If we understand the intent of the law, it was that the Executive Council should determine the value of the lands owned and buildings used for railroad purposes, the value of the superstructure and rolling stock, and add to this a value determined by the earning capacity of the lines of road. Whether a road was very expensive or cheap to build, the amount of labor and money expended to make it fit for service was not by the law regarded as an element in its value for taxation.

It has been frequently urged that this law is unfair in its operation on municipalities. The city of Burlington, with the extensive repair shops, depots, side tracks, etc., located in that city, gets no more of value for taxing purposes than any other township in the county with an equal length of main track; in fact the double track is proportioned across the entire State. It may be a difficult matter for the Executive Council to determine exactly the correct amount at which these roads should be valued, but if the amount is the same as any other property earning the same amount in excess of the value of the realty, it is fair to assume that the law is fully complied with, and that the property bears its share of the burdens of taxation, unless it be in the municipalities above referred to.

The early roads in Iowa were built at a very large cost. Bonds were sold at great discount, interest accumulated for years unpaid, and the element of cost as reported to the Board we have never regarded as a correct criterion of value. In our judgment a percentage of the gross earnings would be the simplest and fairest method of reaching railroad taxation in the State.

The values of railway stocks in the market are determined by their earnings, and fluctuate with the abundance or scarcity of the crops that are produced along their lines. Competitive roads may also diminish business. The law which makes the gross earnings an element in determining values is, we think, based upon the correct theory. We learn from a source that we regard as entirely reliable that the reason the tax law was passed in its present form, was the determined efforts of some of the cities on the Mississippi river to

have taxed within their respective limits all the rolling stock and other property of the roads, leaving for taxation outside these cities merely the road bed and superstructure. This was thought unfair to the rural districts, and the reaction induced the passage of the present law.

TOTAL TRACK IN THE STATE.

The total number of miles of road reported in operation June 30, 1886, was 7,564.67. This is a very small increase over the report of the previous year, and does not include the Dubuque & Northwestern, the Minnesota & Northwestern, the Mason City & Fort Dodge, the Webster City and Southwestern, the Chicago, Milwaukee & St. Paul from Ottumwa southwest, and from Manilla to Sioux City, and the Chicago & Northwestern from Mapleton to Onawa and from Lake City to Lake Junction in Sac county.

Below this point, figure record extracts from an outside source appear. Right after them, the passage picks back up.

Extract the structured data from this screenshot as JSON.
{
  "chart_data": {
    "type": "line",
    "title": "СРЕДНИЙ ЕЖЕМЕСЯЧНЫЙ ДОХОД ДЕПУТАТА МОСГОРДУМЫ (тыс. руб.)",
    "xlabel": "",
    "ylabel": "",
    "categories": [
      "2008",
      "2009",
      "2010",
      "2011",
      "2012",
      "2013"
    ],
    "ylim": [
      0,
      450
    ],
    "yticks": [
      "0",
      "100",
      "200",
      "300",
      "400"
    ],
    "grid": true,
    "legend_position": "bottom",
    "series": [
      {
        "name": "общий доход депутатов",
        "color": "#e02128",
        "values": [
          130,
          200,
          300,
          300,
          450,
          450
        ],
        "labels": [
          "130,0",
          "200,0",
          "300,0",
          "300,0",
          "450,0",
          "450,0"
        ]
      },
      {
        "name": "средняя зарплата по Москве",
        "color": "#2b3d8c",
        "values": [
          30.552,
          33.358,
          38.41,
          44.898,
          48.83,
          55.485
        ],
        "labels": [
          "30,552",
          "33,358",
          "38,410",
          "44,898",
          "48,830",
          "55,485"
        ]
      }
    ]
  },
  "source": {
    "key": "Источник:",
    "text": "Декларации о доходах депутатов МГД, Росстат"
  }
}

The close of the year will show a considerably increased mileage over this report-probably reaching near eight thousand miles.

Poor's Manual gives December, 1885, the total railway mileage in the United States as 128,966.79; the mileage of Illinois as 8,904.77; Pennsylvania, 7,667.47; Iowa, 7,503.67; New York, 7,385.13; Ohio, 7,327.52; Texas, 6,687.37; Indiana, 5,599.82; Michigan, 5,268.65; Missouri, 4,968.84; Wisconsin, 4,417.90; Minnesota, 4,331.10; Kansas, 4,441.36.

ROADS LEASED.

The Chicago, Rock Island & Pacific road reports leased the road from Keokuk to Des Moines, 162.20; the Illinois Central the roads from Dubuque to Sioux City and the line from Waterloo to Mona. The total of leased lines reported is 564.36 miles.

SIDINGS.

The total number of miles of side tracks reported is 1,155.18 miles

DOUBLE TRACK,

The total number of miles of double track reported is 73.07. Of this 68.07 miles belongs to the Chicago, Burlington & Quincy, four miles to the Chicago, Rock Island & Pacific and one mile to the Chicago, Milwaukee & St. Paul.